みちしおどき
いつかの境界線に経つ 山門の、拠り所は狭苦しく通り抜ける。
すがらの今日も満月は絆されては吊られ射る。また一段と赤くあたたかく沈み翔る太陽より、艶めかしく毒される紫空に寄っていくつかの物々しさも猛き鷹る。
闇は苦楽も伴に山海を駆け魅せると標す。
今宵の山肌を鬱血した華華しい曼珠沙華や、ひそりと彫られいく鬼灯の 編みかけのお縄がこれも朱色に結ばれ か細い糸を飼わせておくかのよう戯れに撓み、しとりと延した蚊帳に囚われた懐に揺られ かの女郎蜘蛛と、憂いたままの天病、轟くばかりの斑の和金たち。

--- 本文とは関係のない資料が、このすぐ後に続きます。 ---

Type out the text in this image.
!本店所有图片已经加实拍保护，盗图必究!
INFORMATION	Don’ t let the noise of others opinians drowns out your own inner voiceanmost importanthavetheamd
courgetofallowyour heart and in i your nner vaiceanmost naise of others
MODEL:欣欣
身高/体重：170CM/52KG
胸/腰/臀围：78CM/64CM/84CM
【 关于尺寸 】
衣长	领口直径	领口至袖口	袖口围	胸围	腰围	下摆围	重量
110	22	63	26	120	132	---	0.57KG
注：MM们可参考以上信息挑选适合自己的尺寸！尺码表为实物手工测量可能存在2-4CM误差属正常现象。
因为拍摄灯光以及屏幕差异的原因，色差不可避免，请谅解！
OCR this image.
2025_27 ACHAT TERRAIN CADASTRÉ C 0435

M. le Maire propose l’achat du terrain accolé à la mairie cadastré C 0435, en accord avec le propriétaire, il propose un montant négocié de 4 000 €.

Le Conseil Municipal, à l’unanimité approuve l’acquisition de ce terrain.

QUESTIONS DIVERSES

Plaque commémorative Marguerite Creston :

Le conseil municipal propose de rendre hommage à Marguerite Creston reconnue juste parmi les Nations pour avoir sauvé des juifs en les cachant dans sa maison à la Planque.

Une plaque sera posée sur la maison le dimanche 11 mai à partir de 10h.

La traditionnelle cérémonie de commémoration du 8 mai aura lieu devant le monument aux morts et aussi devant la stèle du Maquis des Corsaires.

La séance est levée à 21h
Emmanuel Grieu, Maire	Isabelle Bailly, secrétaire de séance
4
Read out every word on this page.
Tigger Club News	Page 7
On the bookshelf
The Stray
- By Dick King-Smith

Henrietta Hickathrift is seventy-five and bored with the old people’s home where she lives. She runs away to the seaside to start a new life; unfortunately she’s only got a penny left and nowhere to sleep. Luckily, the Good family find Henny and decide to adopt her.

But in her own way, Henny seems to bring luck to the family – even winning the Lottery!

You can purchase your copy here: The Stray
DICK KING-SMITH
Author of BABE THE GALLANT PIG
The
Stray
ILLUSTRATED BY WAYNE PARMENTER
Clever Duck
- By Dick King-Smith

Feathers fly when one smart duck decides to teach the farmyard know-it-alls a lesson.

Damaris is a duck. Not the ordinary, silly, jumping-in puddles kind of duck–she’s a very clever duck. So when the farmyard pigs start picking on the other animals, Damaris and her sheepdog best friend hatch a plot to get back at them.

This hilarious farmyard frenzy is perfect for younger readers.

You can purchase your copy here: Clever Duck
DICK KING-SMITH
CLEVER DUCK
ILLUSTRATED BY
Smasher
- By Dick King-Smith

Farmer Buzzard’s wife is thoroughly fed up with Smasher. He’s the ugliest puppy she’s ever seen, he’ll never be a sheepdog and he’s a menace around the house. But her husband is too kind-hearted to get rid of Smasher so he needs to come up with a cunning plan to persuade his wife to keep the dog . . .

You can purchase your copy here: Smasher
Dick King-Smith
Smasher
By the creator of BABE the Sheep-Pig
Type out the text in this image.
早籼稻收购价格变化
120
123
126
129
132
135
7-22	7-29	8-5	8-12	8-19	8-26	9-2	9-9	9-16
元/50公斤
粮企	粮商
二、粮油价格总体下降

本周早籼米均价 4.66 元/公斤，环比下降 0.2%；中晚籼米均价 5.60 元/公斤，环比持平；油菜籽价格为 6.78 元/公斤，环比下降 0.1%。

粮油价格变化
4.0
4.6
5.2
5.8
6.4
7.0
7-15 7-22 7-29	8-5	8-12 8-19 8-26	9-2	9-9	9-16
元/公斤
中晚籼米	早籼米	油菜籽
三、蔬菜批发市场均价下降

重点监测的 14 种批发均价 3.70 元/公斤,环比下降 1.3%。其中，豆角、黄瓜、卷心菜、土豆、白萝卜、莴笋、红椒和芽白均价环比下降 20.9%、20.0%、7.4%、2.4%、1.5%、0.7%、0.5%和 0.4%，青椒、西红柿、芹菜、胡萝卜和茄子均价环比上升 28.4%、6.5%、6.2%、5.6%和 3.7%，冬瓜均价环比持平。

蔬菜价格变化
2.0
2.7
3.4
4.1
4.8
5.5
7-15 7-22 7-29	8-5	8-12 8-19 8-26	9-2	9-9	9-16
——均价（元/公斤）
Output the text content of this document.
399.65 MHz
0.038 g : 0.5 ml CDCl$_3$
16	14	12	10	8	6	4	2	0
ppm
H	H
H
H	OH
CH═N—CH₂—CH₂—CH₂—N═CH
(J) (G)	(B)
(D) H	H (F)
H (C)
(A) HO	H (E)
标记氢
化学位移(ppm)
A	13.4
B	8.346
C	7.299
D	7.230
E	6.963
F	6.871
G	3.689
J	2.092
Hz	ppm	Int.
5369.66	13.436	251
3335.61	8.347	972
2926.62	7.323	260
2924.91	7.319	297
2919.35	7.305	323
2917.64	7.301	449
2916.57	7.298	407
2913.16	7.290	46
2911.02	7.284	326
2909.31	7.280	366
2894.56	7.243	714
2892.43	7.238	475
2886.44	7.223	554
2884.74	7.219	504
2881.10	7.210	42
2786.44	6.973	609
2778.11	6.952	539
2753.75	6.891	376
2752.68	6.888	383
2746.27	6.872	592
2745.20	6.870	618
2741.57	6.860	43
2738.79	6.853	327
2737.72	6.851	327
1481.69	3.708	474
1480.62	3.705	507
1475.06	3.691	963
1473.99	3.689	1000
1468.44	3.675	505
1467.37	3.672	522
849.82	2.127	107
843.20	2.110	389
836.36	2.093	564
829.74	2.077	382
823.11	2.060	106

庭には2羽白鳳が、喉輪を咲かれた鉛丹に更々に吊るされ、抜穫れ要る最中でぶらぶらと空腹の時を今かと こさえている。柔らの風に生え揃いはじめた芒の影がぼおと浮いては涼むものたち、縁台にていまだ残香にあり。
どれもあなたという空の魅せるかおを覗かせ、今も鼻につく 焚かれてもいないのに 朦々とはばたきを催すような 心地にさせて、あゝ 昏れますように。
夏の終わりのこと あれは何事にもとらわれることのなく、清々しく晴れやかに在る、落葉と地る、あわれ叢る。
幻を魅せている、開く事の無い眦が、点した緋雨の、見ず知らずの言ノ葉と 祈る。